Many people were already demanding to know why officials allowed the drag queen program to be scheduled at the Mildred Terry branch. To further complicate matters, the library system is under the umbrella of the Muscogee County School District. Angry critics were wondering how educators could have allowed this to happen.

The director of the library quickly explained that libraries are public facilities and that anyone can schedule an event there if they follow the proper guidelines. Officials also distanced themselves from the content of the program and its sponsors.

Without posting details about the nasty exchange of comments that continue to show up on Facebook, my question is for Hobbs, a frequent political candidate who normally supports his causes in a pleasant, calm manner.
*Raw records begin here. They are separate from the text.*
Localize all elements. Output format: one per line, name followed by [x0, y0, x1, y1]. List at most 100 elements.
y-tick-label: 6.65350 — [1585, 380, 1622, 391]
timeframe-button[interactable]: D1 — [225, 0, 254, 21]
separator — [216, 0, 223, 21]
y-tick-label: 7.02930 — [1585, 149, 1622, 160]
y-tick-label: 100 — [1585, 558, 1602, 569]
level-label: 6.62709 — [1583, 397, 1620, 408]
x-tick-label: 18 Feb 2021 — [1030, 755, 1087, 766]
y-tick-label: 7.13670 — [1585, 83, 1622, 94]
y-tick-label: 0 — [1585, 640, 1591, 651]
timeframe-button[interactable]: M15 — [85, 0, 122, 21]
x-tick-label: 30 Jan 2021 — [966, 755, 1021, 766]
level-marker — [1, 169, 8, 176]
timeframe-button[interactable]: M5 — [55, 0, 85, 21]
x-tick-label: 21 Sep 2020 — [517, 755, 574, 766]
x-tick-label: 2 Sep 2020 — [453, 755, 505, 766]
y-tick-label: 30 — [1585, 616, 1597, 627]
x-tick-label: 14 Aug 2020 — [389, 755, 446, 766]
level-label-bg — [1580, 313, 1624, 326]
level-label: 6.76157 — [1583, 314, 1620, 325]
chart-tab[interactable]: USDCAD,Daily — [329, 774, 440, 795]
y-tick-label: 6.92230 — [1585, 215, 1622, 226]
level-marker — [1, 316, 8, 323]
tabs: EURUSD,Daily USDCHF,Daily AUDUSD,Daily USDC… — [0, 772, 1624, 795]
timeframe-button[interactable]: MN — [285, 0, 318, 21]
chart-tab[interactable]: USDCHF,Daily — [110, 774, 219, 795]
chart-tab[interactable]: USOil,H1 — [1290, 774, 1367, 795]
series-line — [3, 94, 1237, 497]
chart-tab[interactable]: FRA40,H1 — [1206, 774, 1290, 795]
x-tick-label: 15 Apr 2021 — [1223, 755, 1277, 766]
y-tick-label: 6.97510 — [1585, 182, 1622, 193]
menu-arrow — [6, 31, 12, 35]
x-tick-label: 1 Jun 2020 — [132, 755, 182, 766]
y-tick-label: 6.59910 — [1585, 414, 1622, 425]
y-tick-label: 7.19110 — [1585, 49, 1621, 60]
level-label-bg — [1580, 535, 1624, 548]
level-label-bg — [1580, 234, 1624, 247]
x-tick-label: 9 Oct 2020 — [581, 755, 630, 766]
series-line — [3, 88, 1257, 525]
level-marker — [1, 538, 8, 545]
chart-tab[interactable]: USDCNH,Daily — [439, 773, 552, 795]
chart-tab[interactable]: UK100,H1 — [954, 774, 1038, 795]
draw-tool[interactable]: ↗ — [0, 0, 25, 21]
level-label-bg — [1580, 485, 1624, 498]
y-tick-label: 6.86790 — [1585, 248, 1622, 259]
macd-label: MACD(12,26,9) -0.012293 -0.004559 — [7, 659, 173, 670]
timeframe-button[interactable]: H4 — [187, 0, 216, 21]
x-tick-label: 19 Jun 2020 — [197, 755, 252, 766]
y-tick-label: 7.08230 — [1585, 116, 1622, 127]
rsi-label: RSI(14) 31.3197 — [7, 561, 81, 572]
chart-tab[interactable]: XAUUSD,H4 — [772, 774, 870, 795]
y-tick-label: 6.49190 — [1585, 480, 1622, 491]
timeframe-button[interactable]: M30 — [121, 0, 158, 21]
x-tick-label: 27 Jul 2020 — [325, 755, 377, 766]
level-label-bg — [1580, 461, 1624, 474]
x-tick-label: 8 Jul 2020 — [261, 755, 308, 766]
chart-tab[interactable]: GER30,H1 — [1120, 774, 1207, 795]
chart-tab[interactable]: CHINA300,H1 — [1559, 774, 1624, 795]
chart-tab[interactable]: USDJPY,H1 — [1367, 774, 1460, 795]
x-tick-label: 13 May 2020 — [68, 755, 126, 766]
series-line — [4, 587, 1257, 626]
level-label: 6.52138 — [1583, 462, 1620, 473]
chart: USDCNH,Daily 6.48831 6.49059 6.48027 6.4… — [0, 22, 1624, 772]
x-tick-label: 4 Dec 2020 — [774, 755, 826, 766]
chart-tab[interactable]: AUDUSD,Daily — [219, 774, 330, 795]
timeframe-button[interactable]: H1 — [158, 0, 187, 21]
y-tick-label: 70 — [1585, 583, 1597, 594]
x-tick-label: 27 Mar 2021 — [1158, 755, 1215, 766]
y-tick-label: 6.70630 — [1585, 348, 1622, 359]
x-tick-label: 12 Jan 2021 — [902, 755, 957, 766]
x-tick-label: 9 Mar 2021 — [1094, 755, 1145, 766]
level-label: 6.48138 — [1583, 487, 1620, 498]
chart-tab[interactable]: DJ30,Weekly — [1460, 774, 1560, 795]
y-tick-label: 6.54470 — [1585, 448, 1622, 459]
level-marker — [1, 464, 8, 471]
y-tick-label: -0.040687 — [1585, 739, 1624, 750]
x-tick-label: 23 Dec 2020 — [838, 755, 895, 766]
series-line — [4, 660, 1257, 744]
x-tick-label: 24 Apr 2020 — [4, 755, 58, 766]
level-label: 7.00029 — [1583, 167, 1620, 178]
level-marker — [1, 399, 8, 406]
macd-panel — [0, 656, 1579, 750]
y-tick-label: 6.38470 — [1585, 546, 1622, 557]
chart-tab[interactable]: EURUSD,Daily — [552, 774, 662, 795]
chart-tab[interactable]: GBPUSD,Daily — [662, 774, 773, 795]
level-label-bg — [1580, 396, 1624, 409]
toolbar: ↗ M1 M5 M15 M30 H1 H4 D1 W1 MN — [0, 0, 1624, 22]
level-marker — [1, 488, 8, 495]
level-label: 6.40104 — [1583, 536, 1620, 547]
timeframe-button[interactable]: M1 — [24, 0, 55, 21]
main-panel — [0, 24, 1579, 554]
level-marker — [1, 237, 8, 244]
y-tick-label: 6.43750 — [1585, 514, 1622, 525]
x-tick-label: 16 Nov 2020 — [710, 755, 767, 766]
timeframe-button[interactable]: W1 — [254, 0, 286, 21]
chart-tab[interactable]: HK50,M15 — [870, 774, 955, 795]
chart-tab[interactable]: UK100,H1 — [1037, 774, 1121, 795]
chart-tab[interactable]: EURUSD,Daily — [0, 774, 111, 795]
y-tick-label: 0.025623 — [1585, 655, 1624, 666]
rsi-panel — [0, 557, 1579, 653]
This time, he has attached himself to a splinter group within his own world that few people understand. Even some drag queens don’t want to be involved in this. In doing so, Hobbs unleashed a level of hatred and bigotry that seems to be just under the surface in some people’s hearts.

https://www.youtube.com/watch?v=Yk2s7RzBwqM

The issue, of course, is that the event involves children. While Hobbs may be sincere when he talks about the local story hour not being an effort to recruit or attract young people, it is a program that might require parents to explain a lifestyle to children that they are not yet ready to confront.

Colgay Pride has considered the unfortunate comments online and plans to add security on Saturday. Not that they intend to run away from the problem, for Hobbs told a newspaper reporter that future “Drag Queen Story Hours” are already being discussed.

That’s his prerogative, but before another local drag queen Monica Starr picks out other books to read to our kids, it would be wise for Jeremy Scott Hobbs and friends to sit down and discuss this issue with some grownups that aren’t wearing evening gowns.